Inspiration abounds at art camps — and that’s no surprise. But what adds to the fun is how the adults who work with kids at arts camp find themselves drawing inspiration from the kids’ free expression, and how getting involved with art leads students to grow in ways that involve far more than fingerpainting.

“For me, I like being around kids because I get inspired by their work,” says Sarah Kinn, an artist who has worked with the Boulder Museum of Contemporary Art’s Young Artists at Work program since its inception. “Sometimes they’ll draw a cat and it’s so cute because it doesn’t look like a real cat. I love their doodles; I love the way they’re not self-conscious yet with the way they’ll put color on the page. It’s just inspiring for me to watch them work so freely.”

The BMoCA program this summer will enroll kids in week-long interdisciplinary art programs to work with paper or Sharpies or recycled products.

At POSH, kids come in to paint with acrylics on canvas — serious materials for kids who want to get serious about doing adult painting. Classes focus on building skills and developing an understanding of the technicalities of art-making. But Lloyd Burch, co-founder of POSH, says there are lessons the kids teach that POSH instructors get to take home.

“We get a lot of inspiration from the kids. They’re fun. They’re exciting. They will try things, and once in a while you see things that are just awe inspiring or you see a kid that is just doing really, really well and it’s like, wow, this is a great thing to be doing,” Burch says. Kids impress with their skills and sometimes with their determination, too.

“I had a 3-year-old in here, and typically it’s pretty hard to teach 3-yearolds, but the mom said, ‘Oh, this one, I think you’ll find this one a little bit different,’” he says. “When you get down to [age] 3, you tend to get circles and scribbles and ‘OK, I’m done.’” But this little girl sat down, painted a cheetah when the rest of her class was taking on lions and dogs, and drew in each spot with extreme care.

“She just was a very focused little kid,” he says. “I’ve got to admit, she should be an inspiration for a lot of our adults.”

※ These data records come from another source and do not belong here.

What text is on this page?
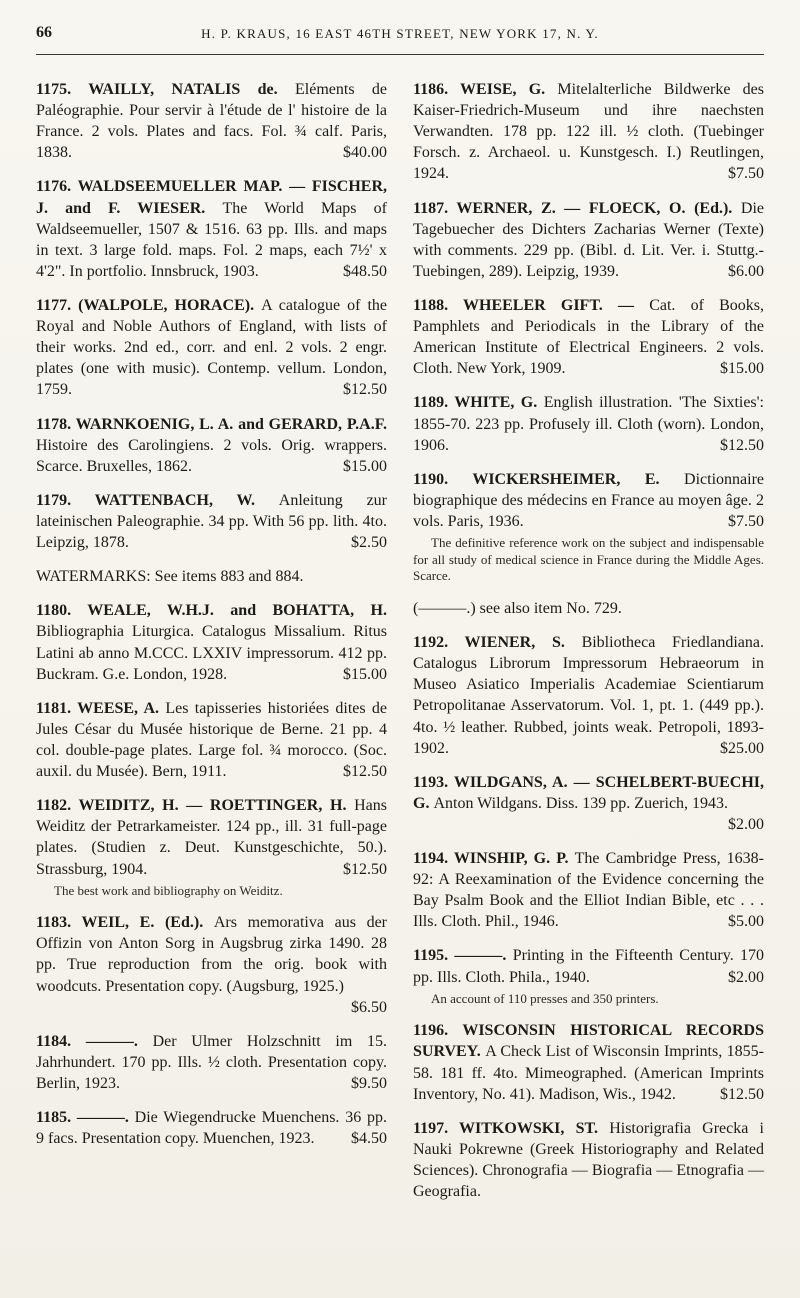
66	H. P. KRAUS, 16 EAST 46TH STREET, NEW YORK 17, N. Y.

1175. WAILLY, NATALIS de. Eléments de Paléographie. Pour servir à l'étude de l' histoire de la France. 2 vols. Plates and facs. Fol. ¾ calf. Paris, 1838.	$40.00

1176. WALDSEEMUELLER MAP. — FISCHER, J. and F. WIESER. The World Maps of Waldseemueller, 1507 & 1516. 63 pp. Ills. and maps in text. 3 large fold. maps. Fol. 2 maps, each 7½' x 4'2". In portfolio. Innsbruck, 1903.	$48.50

1177. (WALPOLE, HORACE). A catalogue of the Royal and Noble Authors of England, with lists of their works. 2nd ed., corr. and enl. 2 vols. 2 engr. plates (one with music). Contemp. vellum. London, 1759.	$12.50

1178. WARNKOENIG, L. A. and GERARD, P.A.F. Histoire des Carolingiens. 2 vols. Orig. wrappers. Scarce. Bruxelles, 1862.	$15.00

1179. WATTENBACH, W. Anleitung zur lateinischen Paleographie. 34 pp. With 56 pp. lith. 4to. Leipzig, 1878.	$2.50

WATERMARKS: See items 883 and 884.

1180. WEALE, W.H.J. and BOHATTA, H. Bibliographia Liturgica. Catalogus Missalium. Ritus Latini ab anno M.CCC. LXXIV impressorum. 412 pp. Buckram. G.e. London, 1928.	$15.00

1181. WEESE, A. Les tapisseries historiées dites de Jules César du Musée historique de Berne. 21 pp. 4 col. double-page plates. Large fol. ¾ morocco. (Soc. auxil. du Musée). Bern, 1911.	$12.50

1182. WEIDITZ, H. — ROETTINGER, H. Hans Weiditz der Petrarkameister. 124 pp., ill. 31 full-page plates. (Studien z. Deut. Kunstgeschichte, 50.). Strassburg, 1904.	$12.50

The best work and bibliography on Weiditz.

1183. WEIL, E. (Ed.). Ars memorativa aus der Offizin von Anton Sorg in Augsbrug zirka 1490. 28 pp. True reproduction from the orig. book with woodcuts. Presentation copy. (Augsburg, 1925.)
$6.50

1184. ———. Der Ulmer Holzschnitt im 15. Jahrhundert. 170 pp. Ills. ½ cloth. Presentation copy. Berlin, 1923.	$9.50

1185. ———. Die Wiegendrucke Muenchens. 36 pp. 9 facs. Presentation copy. Muenchen, 1923.	$4.50

1186. WEISE, G. Mitelalterliche Bildwerke des Kaiser-Friedrich-Museum und ihre naechsten Verwandten. 178 pp. 122 ill. ½ cloth. (Tuebinger Forsch. z. Archaeol. u. Kunstgesch. I.) Reutlingen, 1924.	$7.50

1187. WERNER, Z. — FLOECK, O. (Ed.). Die Tagebuecher des Dichters Zacharias Werner (Texte) with comments. 229 pp. (Bibl. d. Lit. Ver. i. Stuttg.-Tuebingen, 289). Leipzig, 1939.	$6.00

1188. WHEELER GIFT. — Cat. of Books, Pamphlets and Periodicals in the Library of the American Institute of Electrical Engineers. 2 vols. Cloth. New York, 1909.	$15.00

1189. WHITE, G. English illustration. 'The Sixties': 1855-70. 223 pp. Profusely ill. Cloth (worn). London, 1906.	$12.50

1190. WICKERSHEIMER, E. Dictionnaire biographique des médecins en France au moyen âge. 2 vols. Paris, 1936.	$7.50

The definitive reference work on the subject and indispensable for all study of medical science in France during the Middle Ages. Scarce.

(———.) see also item No. 729.

1192. WIENER, S. Bibliotheca Friedlandiana. Catalogus Librorum Impressorum Hebraeorum in Museo Asiatico Imperialis Academiae Scientiarum Petropolitanae Asservatorum. Vol. 1, pt. 1. (449 pp.). 4to. ½ leather. Rubbed, joints weak. Petropoli, 1893-1902.	$25.00

1193. WILDGANS, A. — SCHELBERT-BUECHI, G. Anton Wildgans. Diss. 139 pp. Zuerich, 1943.
$2.00

1194. WINSHIP, G. P. The Cambridge Press, 1638-92: A Reexamination of the Evidence concerning the Bay Psalm Book and the Elliot Indian Bible, etc . . . Ills. Cloth. Phil., 1946.	$5.00

1195. ———. Printing in the Fifteenth Century. 170 pp. Ills. Cloth. Phila., 1940.	$2.00

An account of 110 presses and 350 printers.

1196. WISCONSIN HISTORICAL RECORDS SURVEY. A Check List of Wisconsin Imprints, 1855-58. 181 ff. 4to. Mimeographed. (American Imprints Inventory, No. 41). Madison, Wis., 1942.	$12.50

1197. WITKOWSKI, ST. Historigrafia Grecka i Nauki Pokrewne (Greek Historiography and Related Sciences). Chronografia — Biografia — Etnografia — Geografia.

This summer, Kinn will lead a class that’s a crash course in hipster art for kids — they’ll use vinyl signs to make bags, duct tape wallets and guerilla street art.

The experience will go well beyond lessons in urban grunge, though.

“There was one week it was all boys and one little girl that came and she was really shy the first day — and I don’t blame her because there were no girls in the class,” Kinn says. “By the end of the week, because they all had this passion for art, she made friends with the boys and was comfortable and confident by the end of the week. Their love of art overrode their gender differences.”

When Lee Stayton signed up for the BMoCA Young Artists at Work summer workshop to create art on bike helmets, he didn’t yet know how to ride a bike. The kindergartener practiced every day before the camp started so when the camp finished he could ride in a parade wearing his newly decorated helmet.

“I just wanted to and thought it was a good time,” Lee says.

“It was the longest bike ride he’d taken and he just was super, super excited to participate in the camp,” says Karin Stayton, Lee’s mother. He’s been to seven BMoCa workshops, she says. He likes them, he says, because a real artist is there to help them make art.